More education for U.S. workers of all ages could help slow an anticipated moderation of productivity growth as the population ages, Federal Reserve Chairman Ben Bernanke said on Monday.
The U.S. workforce will increase more slowly and is likely to be less experienced on average as people born in the 1960s and 1970s replace the "baby boom" generation ranging in age from the late 40s to the early 60s, Bernanke said in remarks prepared for delivery to the U.S. Chamber of Commerce.
Bernanke did address the current economic situation or the near-term outlook for the economy or interest rates in his speech.
The graying of the U.S. population means higher levels of education are necessary to sustain productivity growth, he said.
"The slower expansion of the labor force, all else equal, implies slower growth of potential output," Bernanke said.
"More schooling for more of the workforce could help cushion the impact of this demographic transition on economic growth by boosting productivity growth."
Advances in productivity are key to improving the U.S. standard of living, Bernanke said.

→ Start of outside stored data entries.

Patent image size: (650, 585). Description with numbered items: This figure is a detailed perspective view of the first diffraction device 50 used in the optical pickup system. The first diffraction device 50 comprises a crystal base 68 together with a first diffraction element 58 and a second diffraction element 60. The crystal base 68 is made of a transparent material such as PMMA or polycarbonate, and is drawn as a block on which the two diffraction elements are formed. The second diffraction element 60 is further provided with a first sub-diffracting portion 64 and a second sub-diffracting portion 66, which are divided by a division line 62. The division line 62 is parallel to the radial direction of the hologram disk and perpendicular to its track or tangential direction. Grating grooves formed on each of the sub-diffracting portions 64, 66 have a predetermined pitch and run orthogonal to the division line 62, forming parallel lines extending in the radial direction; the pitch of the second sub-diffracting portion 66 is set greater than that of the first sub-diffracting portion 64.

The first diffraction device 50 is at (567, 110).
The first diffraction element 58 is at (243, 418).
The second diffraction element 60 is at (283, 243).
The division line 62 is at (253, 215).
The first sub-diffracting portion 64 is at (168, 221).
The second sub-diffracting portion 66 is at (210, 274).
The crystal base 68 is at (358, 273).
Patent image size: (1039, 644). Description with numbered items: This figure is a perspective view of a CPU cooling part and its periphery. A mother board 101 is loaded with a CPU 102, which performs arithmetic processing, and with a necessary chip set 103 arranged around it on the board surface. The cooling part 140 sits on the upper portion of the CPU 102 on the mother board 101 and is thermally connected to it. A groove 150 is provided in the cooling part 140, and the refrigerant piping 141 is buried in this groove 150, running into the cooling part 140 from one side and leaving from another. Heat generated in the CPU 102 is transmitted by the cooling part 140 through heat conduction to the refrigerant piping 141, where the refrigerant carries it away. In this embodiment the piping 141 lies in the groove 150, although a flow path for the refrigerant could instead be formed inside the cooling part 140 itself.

Continuing advances in technology put a premium on education, the Fed chairman said. Use of information technology in health care and other service sectors is likely to pick up, he added.
The ability of the U.S. economy to benefit from globalization and adapt to changes from globalization also depends on education, Bernanke said.
"Our ability to reap the benefits of globalization will depend on the flexibility of our labor force to adapt to changes in job opportunities, in part by investing in the education and training necessary to meet the new demands," he said.